For years, I have walked the earth purposeless, and for years I assigned myself the role as hero to hide this truth. Fearing that I might be forgotten in my useless state, I convinced myself that I was born pure with a mission to protect humanity from its evil. I played judge, jury, and executioner, spending my days attacking those who I believed to be bad people. I punished the sinners in the name of God, becoming a sinner myself. And as I beat the thief into sinlessness without remorse, I declared aloud that I was doing it to save his soul, while the bones in my knuckles were broken from the blows that I inflicted on him. Though my skin’s been torn from my many fights with villains, I announced to an ashamed God that I would kill a million along with myself for the greater good. Then, I met my match who thought that I was a villain in his eyes, and for his greater good he nearly killed me.
My wounds have taught me that when we tell ourselves that we are good people, we become caricatures of the person we proclaim ourselves to be. We start setting expectations of what a good person should look like, hoping to see the reflection of ourselves in faces of others and labelling those who do not fit our mold as bad people.
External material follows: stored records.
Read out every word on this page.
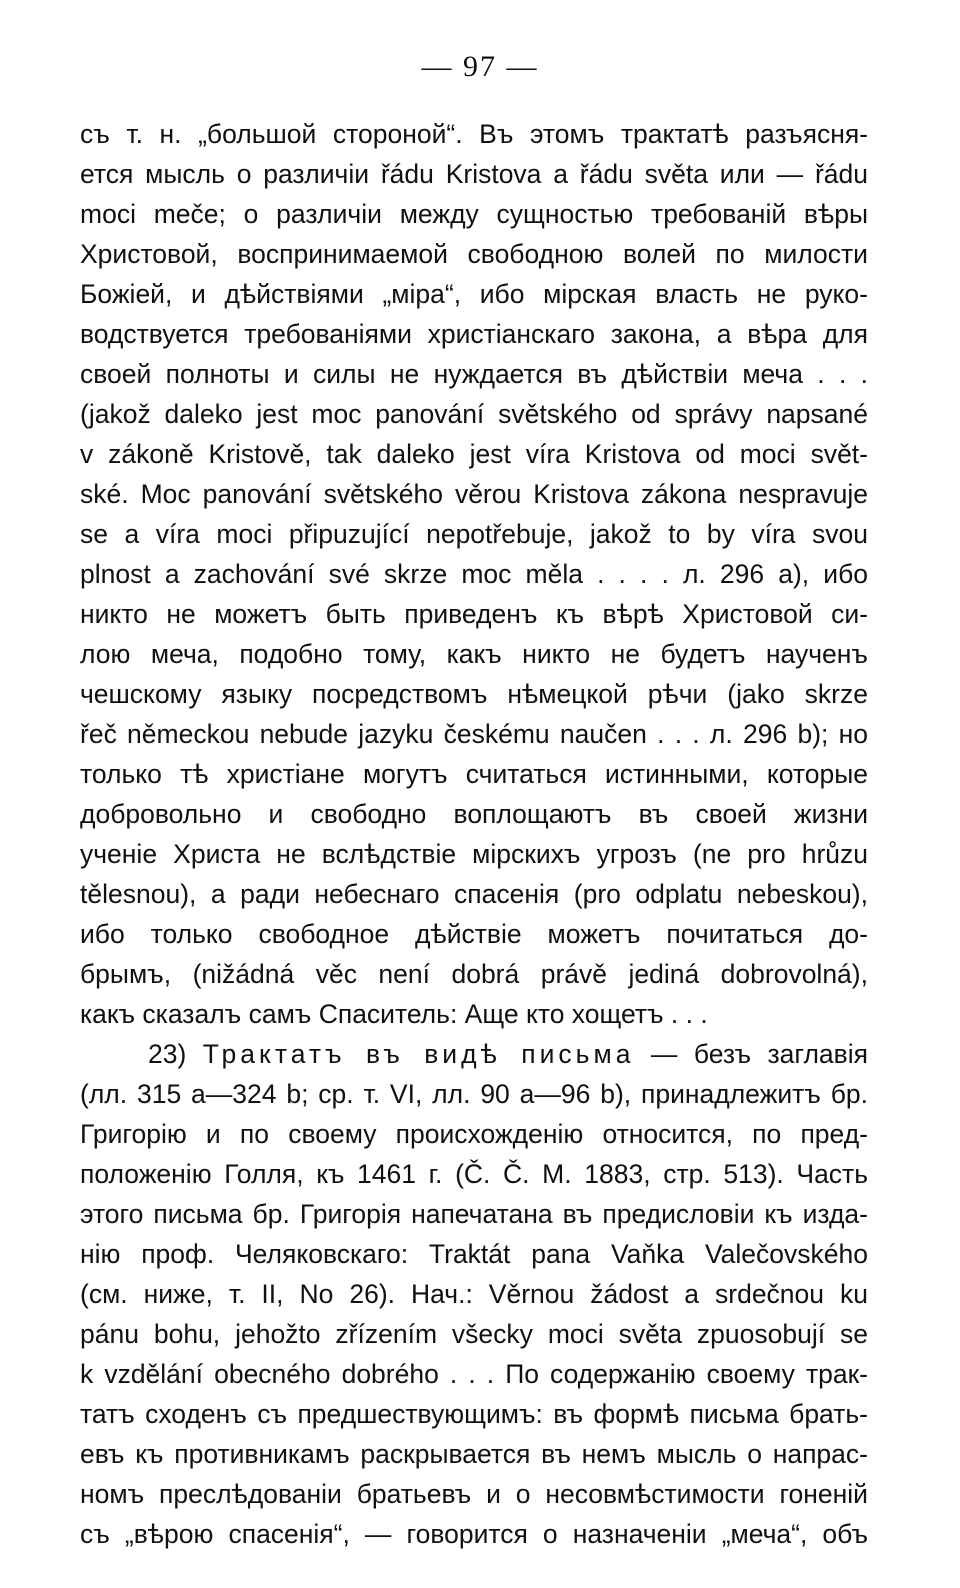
— 97 —
съ т. н. „большой стороной“. Въ этомъ трактатѣ разъясня-
ется мысль о различіи řádu Kristova a řádu světa или — řádu
moci meče; о различіи между сущностью требованій вѣры
Христовой, воспринимаемой свободною волей по милости
Божіей, и дѣйствіями „міра“, ибо мірская власть не руко-
водствуется требованіями христіанскаго закона, а вѣра для
своей полноты и силы не нуждается въ дѣйствіи меча . . .
(jakož daleko jest moc panování světského od správy napsané
v zákoně Kristově, tak daleko jest víra Kristova od moci svět-
ské. Moc panování světského věrou Kristova zákona nespravuje
se a víra moci připuzující nepotřebuje, jakož to by víra svou
plnost a zachování své skrze moc měla . . . . л. 296 а), ибо
никто не можетъ быть приведенъ къ вѣрѣ Христовой си-
лою меча, подобно тому, какъ никто не будетъ наученъ
чешскому языку посредствомъ нѣмецкой рѣчи (jako skrze
řeč německou nebude jazyku českému naučen . . . л. 296 b); но
только тѣ христіане могутъ считаться истинными, которые
добровольно и свободно воплощаютъ въ своей жизни
ученіе Христа не вслѣдствіе мірскихъ угрозъ (ne pro hrůzu
tělesnou), а ради небеснаго спасенія (pro odplatu nebeskou),
ибо только свободное дѣйствіе можетъ почитаться до-
брымъ, (nižádná věc není dobrá právě jediná dobrovolná),
какъ сказалъ самъ Спаситель: Аще кто хощетъ . . .
23) Трактатъ въ видѣ письма — безъ заглавія
(лл. 315 а—324 b; ср. т. VI, лл. 90 а—96 b), принадлежитъ бр.
Григорію и по своему происхожденію относится, по пред-
положенію Голля, къ 1461 г. (Č. Č. M. 1883, стр. 513). Часть
этого письма бр. Григорія напечатана въ предисловіи къ изда-
нію проф. Челяковскаго: Traktát pana Vaňka Valečovského
(см. ниже, т. II, No 26). Нач.: Věrnou žádost a srdečnou ku
pánu bohu, jehožto zřízením všecky moci světa zpuosobují se
k vzdělání obecného dobrého . . . По содержанію своему трак-
татъ сходенъ съ предшествующимъ: въ формѣ письма брать-
евъ къ противникамъ раскрывается въ немъ мысль о напрас-
номъ преслѣдованіи братьевъ и о несовмѣстимости гоненій
съ „вѣрою спасенія“, — говорится о назначеніи „меча“, объ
I see now that the label of good can be blinding; it can cause us to be accepting of the imperfect like ourselves while expecting them not to make mistakes that differ from ours. As I slash my wounds to get a deeper clean, I weep in shame, for when I told myself that I was a good person, I stopped looking for the bad within myself. I stopped seeing my own need to change. I forgot that I was mortal. I’d like to think that when the sun shines down on our faces, he is not doing it simply to warm us, but to warn us that we are all just people, and that whether we believe ourselves to be good or bad we still burn easily.